BVZ/IRI association ± TMZ showed encouraging therapeutic activity and low toxicity in this series of relapsed/refractory brain tumors.
本研究旨在评估接受含贝伐单抗方案治疗的复发/难治性脑肿瘤患者的肿瘤反应、治疗相关毒性、无进展生存期(PFS)和总生存期(OS)。
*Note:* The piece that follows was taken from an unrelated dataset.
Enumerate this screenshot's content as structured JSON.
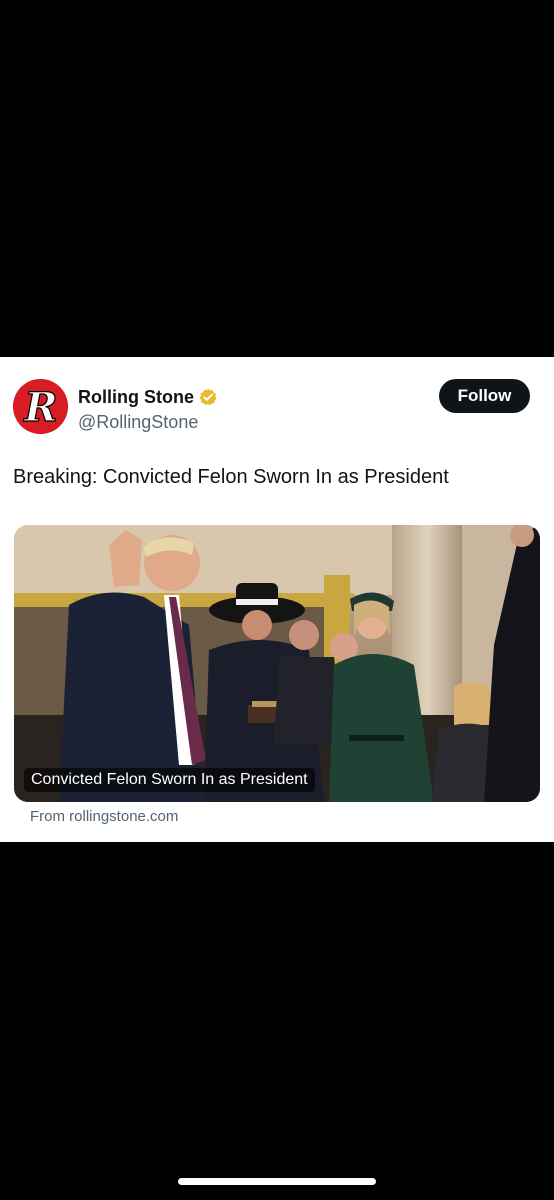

纳入接受过一线和二线治疗(有或无大剂量化疗)的患者。剂量和给药方案如下:贝伐单抗(BVZ)10mg/kg静脉注射,伊立替康(IRI)150mg/m²静脉注射,每2周一次,±替莫唑胺(TMZ)200mg/m²口服,每天一次,共5天,每4周重复。在预处理严重的病例中省略TMZ。
2013年至2018年期间,12例患者(3例女性/9例男性),中位年龄161个月(范围66 - 348个月),患有髓母细胞瘤(n = 7)、低级别胶质瘤(n = 2)或高级别胶质瘤(n = 3),接受了BVZ/IRI联合治疗(中位疗程20,范围4 - 67);其中3例继续使用单药BVZ(中位疗程23,范围8 - 39)。8例患者接受了TMZ治疗(中位疗程8,范围2 - 26),其中3例因骨髓毒性或依从性差而停药。治疗耐受性良好。3个月后,观察到2例完全缓解、2例部分缓解、7例病情稳定和1例病情进展。9例患者神经症状有所改善。中位进展时间为11个月(95%置信区间,4 - 18个月)。6个月和2年的PFS分别为75%和42%。OS为33%;有趣的是,2例患者(1例髓母细胞瘤和1例高级别胶质瘤)分别在30个月和48个月后停止治疗且无疾病进展。
在这一系列复发/难治性脑肿瘤中,BVZ/IRI联合±TMZ显示出令人鼓舞的治疗活性和低毒性。